RICHARD PRATT may spend the next four years in jail after he was charged on Thursday by the Australian Competition and Consumer Commission (ACCC).
The ACCC alleges Australia’s fourth-richest man lied when he said he could not remember conversations he had in 2001 about price fixing arranged between Visy and rival Amcor’s corrugated box businesses.
Pratt and his family were said to be shocked by this new proceeding and the 73-year-old Kew father of four, who is worth $5.48 billion, stood aside on Friday from all his public positions, including as president of the Carlton Football Club.
He has not said whether he will step aside as chairman of cardboard manufacturer Visy.
Pratt’s lawyer Leon Zwier announced “Mr Pratt will vigorously defend himself,” but refused to answer any questions while reading from a prepared statement.
“Visy’s and Mr Pratt’s disputes with Graeme Samuel’s ACCC were resolved last year following mediation before a former high court judge,” Zwier read.

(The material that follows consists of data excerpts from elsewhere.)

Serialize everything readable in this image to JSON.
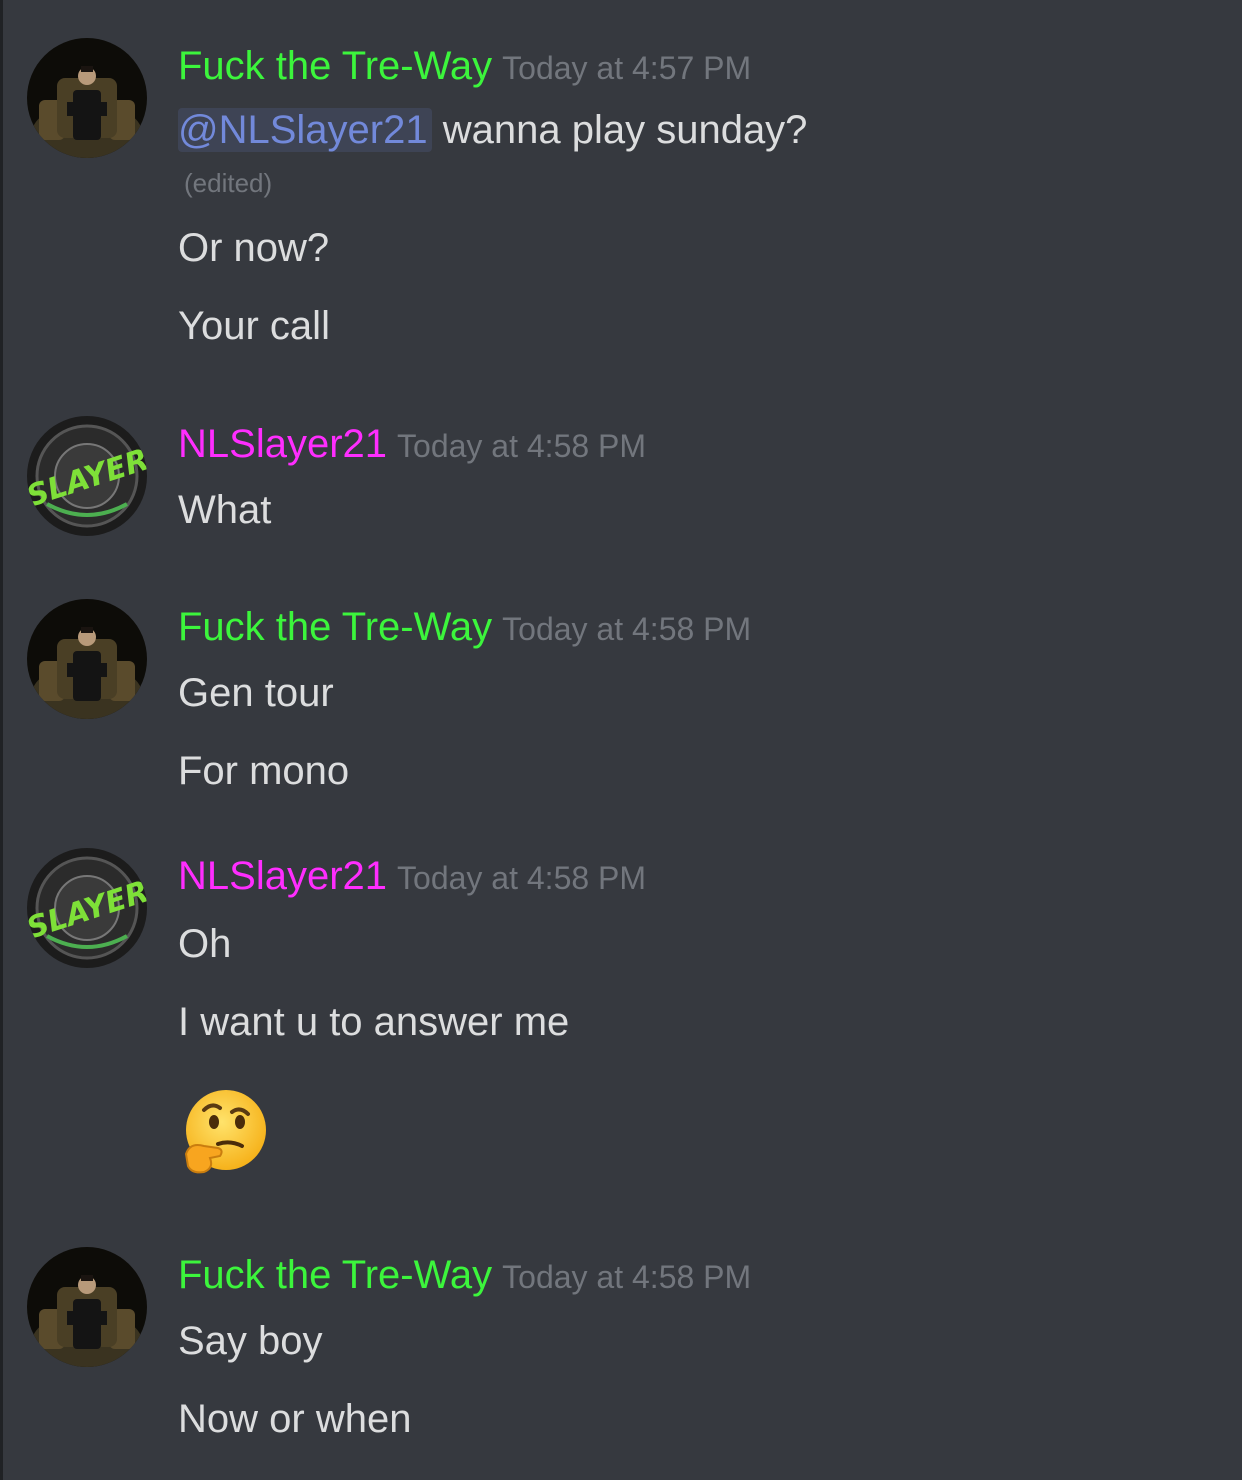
{
  "theme": {
    "background": "#36393f",
    "user1_color": "#3cf53c",
    "user2_color": "#ff2dff",
    "mention_color": "#7289da",
    "timestamp_color": "#72767d",
    "text_color": "#dcddde"
  },
  "messages": [
    {
      "username": "Fuck the Tre-Way",
      "timestamp": "Today at 4:57 PM",
      "avatar": "godfather-avatar",
      "first_line": {
        "mention": "@NLSlayer21",
        "text": " wanna play sunday?",
        "edited": "(edited)"
      },
      "lines": [
        "Or now?",
        "Your call"
      ]
    },
    {
      "username": "NLSlayer21",
      "timestamp": "Today at 4:58 PM",
      "avatar": "slayer-logo-avatar",
      "lines": [
        "What"
      ]
    },
    {
      "username": "Fuck the Tre-Way",
      "timestamp": "Today at 4:58 PM",
      "avatar": "godfather-avatar",
      "lines": [
        "Gen tour",
        "For mono"
      ]
    },
    {
      "username": "NLSlayer21",
      "timestamp": "Today at 4:58 PM",
      "avatar": "slayer-logo-avatar",
      "lines": [
        "Oh",
        "I want u to answer me"
      ],
      "emoji": "thinking-face-emoji"
    },
    {
      "username": "Fuck the Tre-Way",
      "timestamp": "Today at 4:58 PM",
      "avatar": "godfather-avatar",
      "lines": [
        "Say boy",
        "Now or when"
      ]
    }
  ]
}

“Visy’s CEO John Murphy says this matter will not affect the running of the Visy business as it moves forward under the guidance of the Visy Australasia board led by by Ted Kunkel,” Zwier read.
The ACCC lodged a summons in the Federal Court on Thursday, charging Pratt with four counts of knowingly giving false or misleading evidence in the investigations into alleged price fixing between Visy and cardboard rival Amcor.
Justice Peter Heerey found Visy and Amcor had fixed the cardboard packaging market over five years, and that Pratt had profited at the expense of every Australian from it.
Other victims of the racket included Coca-Cola Amatil, Goodman Fielder and Lion Nathan. Visy and Amcor admitted colluding. Pratt at the time apologised for his 60-year-old company’s role in the cartel.
The new charges Pratt faces relate to an alleged conversation he had with former Amcor chief executive Russell Jones at a hotel in 2001, which Pratt denied took place.
When asked at an ACCC hearing in 2005 whether he remembered the chat, Pratt told prosecutor Peter Jopling QC: “No, I can’t recollect”. “I would have recalled such a conversation and there never was one.”
Pratt also returned his Companion of the Order of Australia (AC) – Australia’s highest honour – earlier this year.
From humble beginnings, Visy, founded in 1948 by Pratt’s Polish immigrant parents is now said to be the world’s largest privately-owned packaging, paper and recycling company.